Bending the Curve: An Analogy for Methane and CO2 Contributions to Climate Change
One of my city council members, in reporting on experiences from the September 2018 Global Climate Action Summit (GCAS), told me about a “powerful insight” he gained. I find it a super analogy for understanding the different contributions CO2 and methane make to climate change – and why we need to control BOTH CO2 and methane. I have checked out the scientific validity of the analogy and have also included that below + a graph that vividly shows the differences. I hope you’ll use this info and post a note to share your experiences with all of us!
“Amory Lovins of the Rocky Mountain Institute led off the methane portion of the GCAS gathering by making an analogy.
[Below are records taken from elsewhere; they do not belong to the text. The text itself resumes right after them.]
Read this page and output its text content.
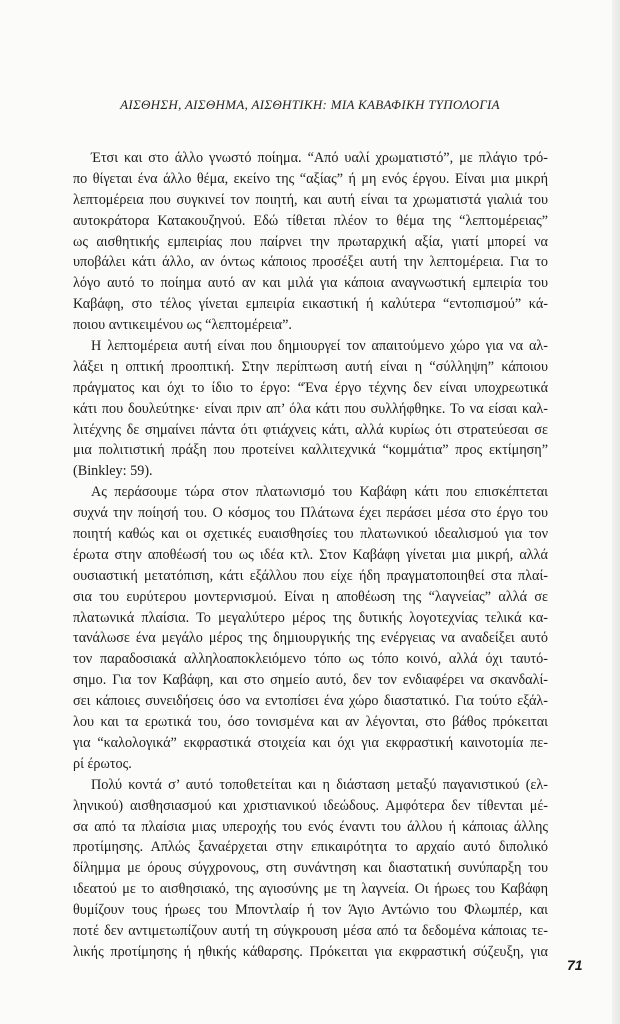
ΑΙΣΘΗΣΗ, ΑΙΣΘΗΜΑ, ΑΙΣΘΗΤΙΚΗ: ΜΙΑ ΚΑΒΑΦΙΚΗ ΤΥΠΟΛΟΓΙΑ
Έτσι και στο άλλο γνωστό ποίημα. “Από υαλί χρωματιστό”, με πλάγιο τρό-
πο θίγεται ένα άλλο θέμα, εκείνο της “αξίας” ή μη ενός έργου. Είναι μια μικρή
λεπτομέρεια που συγκινεί τον ποιητή, και αυτή είναι τα χρωματιστά γιαλιά του
αυτοκράτορα Κατακουζηνού. Εδώ τίθεται πλέον το θέμα της “λεπτομέρειας”
ως αισθητικής εμπειρίας που παίρνει την πρωταρχική αξία, γιατί μπορεί να
υποβάλει κάτι άλλο, αν όντως κάποιος προσέξει αυτή την λεπτομέρεια. Για το
λόγο αυτό το ποίημα αυτό αν και μιλά για κάποια αναγνωστική εμπειρία του
Καβάφη, στο τέλος γίνεται εμπειρία εικαστική ή καλύτερα “εντοπισμού” κά-
ποιου αντικειμένου ως “λεπτομέρεια”.
Η λεπτομέρεια αυτή είναι που δημιουργεί τον απαιτούμενο χώρο για να αλ-
λάξει η οπτική προοπτική. Στην περίπτωση αυτή είναι η “σύλληψη” κάποιου
πράγματος και όχι το ίδιο το έργο: “Ένα έργο τέχνης δεν είναι υποχρεωτικά
κάτι που δουλεύτηκε· είναι πριν απ’ όλα κάτι που συλλήφθηκε. Το να είσαι καλ-
λιτέχνης δε σημαίνει πάντα ότι φτιάχνεις κάτι, αλλά κυρίως ότι στρατεύεσαι σε
μια πολιτιστική πράξη που προτείνει καλλιτεχνικά “κομμάτια” προς εκτίμηση”
(Binkley: 59).
Ας περάσουμε τώρα στον πλατωνισμό του Καβάφη κάτι που επισκέπτεται
συχνά την ποίησή του. Ο κόσμος του Πλάτωνα έχει περάσει μέσα στο έργο του
ποιητή καθώς και οι σχετικές ευαισθησίες του πλατωνικού ιδεαλισμού για τον
έρωτα στην αποθέωσή του ως ιδέα κτλ. Στον Καβάφη γίνεται μια μικρή, αλλά
ουσιαστική μετατόπιση, κάτι εξάλλου που είχε ήδη πραγματοποιηθεί στα πλαί-
σια του ευρύτερου μοντερνισμού. Είναι η αποθέωση της “λαγνείας” αλλά σε
πλατωνικά πλαίσια. Το μεγαλύτερο μέρος της δυτικής λογοτεχνίας τελικά κα-
τανάλωσε ένα μεγάλο μέρος της δημιουργικής της ενέργειας να αναδείξει αυτό
τον παραδοσιακά αλληλοαποκλειόμενο τόπο ως τόπο κοινό, αλλά όχι ταυτό-
σημο. Για τον Καβάφη, και στο σημείο αυτό, δεν τον ενδιαφέρει να σκανδαλί-
σει κάποιες συνειδήσεις όσο να εντοπίσει ένα χώρο διαστατικό. Για τούτο εξάλ-
λου και τα ερωτικά του, όσο τονισμένα και αν λέγονται, στο βάθος πρόκειται
για “καλολογικά” εκφραστικά στοιχεία και όχι για εκφραστική καινοτομία πε-
ρί έρωτος.
Πολύ κοντά σ’ αυτό τοποθετείται και η διάσταση μεταξύ παγανιστικού (ελ-
ληνικού) αισθησιασμού και χριστιανικού ιδεώδους. Αμφότερα δεν τίθενται μέ-
σα από τα πλαίσια μιας υπεροχής του ενός έναντι του άλλου ή κάποιας άλλης
προτίμησης. Απλώς ξαναέρχεται στην επικαιρότητα το αρχαίο αυτό διπολικό
δίλημμα με όρους σύγχρονους, στη συνάντηση και διαστατική συνύπαρξη του
ιδεατού με το αισθησιακό, της αγιοσύνης με τη λαγνεία. Οι ήρωες του Καβάφη
θυμίζουν τους ήρωες του Μποντλαίρ ή τον Άγιο Αντώνιο του Φλωμπέρ, και
ποτέ δεν αντιμετωπίζουν αυτή τη σύγκρουση μέσα από τα δεδομένα κάποιας τε-
λικής προτίμησης ή ηθικής κάθαρσης. Πρόκειται για εκφραστική σύζευξη, για
71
He described a person who has chronic heart disease, and also a major cut in a limb causing an arterial bleed. Which problem would a person address first? Obviously the arterial bleed with direct pressure and bandaging. The arterial bleed is the high-impact gas emissions, especially methane (natural gas) leaks from well to point of use. The chronic heart disease is CO2 emissions. Since methane is out of the atmosphere in roughly 5 years, compared to a mean of 80 years for CO2, reducing methane leaks and other high-leverage chemical emissions can have a short-term impact on reducing climate change. “
Jonathan Cole, a physicist at MiraCosta College, has been using the "Bending the Curve" curriculum developed by V. Ramanathan, Scripps Institution of Oceanography, and other University of California scientists. They focus on on two "levers" to address climate change: the "CO2 lever" and the "SLCP lever." SLCPs are short-lived climate pollutants, including methane, black carbon, and hydrofluorcarbons (HFCs). SLCPs have high global warming potential relative to CO2, but much shorter lifetimes in the atmosphere (from a few weeks to a few decades, compared to hundreds to thousands of years for CO2).
The key point is that we need to do both: reducing CO2 at least 80% by 2050 and reducing or eliminating SLCPs over the next decade or two. Reducing SLCPs buys us time and reduces the risk of temperature "overshoot" above 2°C, but only CO2 reduction can produce a sustainable flattening of the temperature curve in the long run. In your analogy, it's necessary to repair the arterial bleed as soon as possible, but the long-term prognosis is still grim unless you also address the chronic heart disease.
The graph on the right side of this page is from the Bending the Curve curriculum based on computer modeling of emissions pathways. The "CO2 only" curve eventually slows & flattens the rate of temperature increase, but it takes several decades for its effects to be felt relative to "business as usual." The "SLCP only" curve shows an almost immediate temperature effect, but doesn't cause the curve to flatten out over the long term. Only the combined strategy has both immediate and long-term benefits.
There are also significant health co-benefits to reduction of SLCPs, particularly methane and black carbon. One of the decomposition pathways for methane produces ozone. Both can cause respiratory and other diseases, and ozone can cause significant crop damage. Several states, including New York and California, have announced actions to curb emissions of different SLCPs.